I was stunned. I’ve lived and grown up in a world where everything was either or, never and. This realization has helped me heal in many ways because I can now say that someone hurt me, AND they still cared for me; they just didn’t understand what was occurring at the time. I do want to clarify and say that I’m not excusing the person, nor am I giving them an out to the hurt they caused. However, I am saying that I don’t have to keep running back and forth between expressing my displeasure with something someone did and then defending them. They could have hurt me and still been a good parent all around. 

We can’t ‘let it go’ if we haven’t processed through the emotions and feelings. 

I wish I had known about this lesson sooner. Not to get in-depth about all my fun (I say that sarcastically) trauma, but I have been carrying around an event that occurred to me for about a year now. I kept returning to it, allowing it to overcome my moods and thoughts. It was painful, but I never thought to bring it up during therapy. Granted, there were other things that I’ve been working through, but this event diminished my confidence and made me feel as if I’d never be ready to return to work. I finally discussed it with my therapist, and we worked through my feelings, how I felt a year and a half later, etc. When we finished, I told my therapist that I felt so much lighter and was surprised at how I could finally feel myself healing through the trauma. They smiled, looked at me, and said, “You know you can’t let go of something if you haven’t processed through the emotions of it. If you keep feeling it but don’t talk through how it made you feel and understand why you felt that way, all you’re going to do is keep reliving the trauma. You’ll push it down until it finally explodes, and then you’ll start all over again.” 

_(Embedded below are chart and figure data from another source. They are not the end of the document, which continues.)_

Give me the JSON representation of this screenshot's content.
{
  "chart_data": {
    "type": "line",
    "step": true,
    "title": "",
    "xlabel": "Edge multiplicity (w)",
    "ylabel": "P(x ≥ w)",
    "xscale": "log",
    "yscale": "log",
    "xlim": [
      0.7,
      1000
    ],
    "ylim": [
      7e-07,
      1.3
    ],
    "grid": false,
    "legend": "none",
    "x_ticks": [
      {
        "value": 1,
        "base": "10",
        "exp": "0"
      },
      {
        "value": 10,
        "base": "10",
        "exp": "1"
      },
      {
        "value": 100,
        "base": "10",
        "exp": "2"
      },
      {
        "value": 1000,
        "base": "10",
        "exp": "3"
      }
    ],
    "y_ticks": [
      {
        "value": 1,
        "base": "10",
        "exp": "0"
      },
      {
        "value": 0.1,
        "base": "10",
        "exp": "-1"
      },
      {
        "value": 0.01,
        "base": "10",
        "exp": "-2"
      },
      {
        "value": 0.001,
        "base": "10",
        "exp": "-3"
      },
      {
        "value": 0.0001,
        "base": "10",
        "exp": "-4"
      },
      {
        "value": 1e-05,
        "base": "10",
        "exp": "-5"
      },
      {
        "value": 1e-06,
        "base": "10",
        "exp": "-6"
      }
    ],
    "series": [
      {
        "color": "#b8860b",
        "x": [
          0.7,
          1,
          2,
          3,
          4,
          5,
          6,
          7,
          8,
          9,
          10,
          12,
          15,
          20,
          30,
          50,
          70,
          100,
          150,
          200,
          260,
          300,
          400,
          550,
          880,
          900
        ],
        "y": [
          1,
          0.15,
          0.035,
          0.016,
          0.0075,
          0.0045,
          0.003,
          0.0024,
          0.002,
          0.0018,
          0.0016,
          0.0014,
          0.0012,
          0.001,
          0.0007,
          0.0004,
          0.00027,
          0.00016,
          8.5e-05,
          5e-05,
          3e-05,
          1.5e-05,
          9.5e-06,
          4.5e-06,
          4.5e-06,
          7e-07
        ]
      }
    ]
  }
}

I hope these lessons I’ve learned in therapy help guide you through anything that you’re going through. Remember to lean on your family and friends when you need support, and don’t be afraid to find help like therapists and psychologists. Remember, it took me more than one try to find a mental health professional that I resonated with, and that’s ok. Our mental health is important, and we must remember that it helps us be at our best. When we can be at our best, we can be the best versions of ourselves for the tiny humans that rely on us.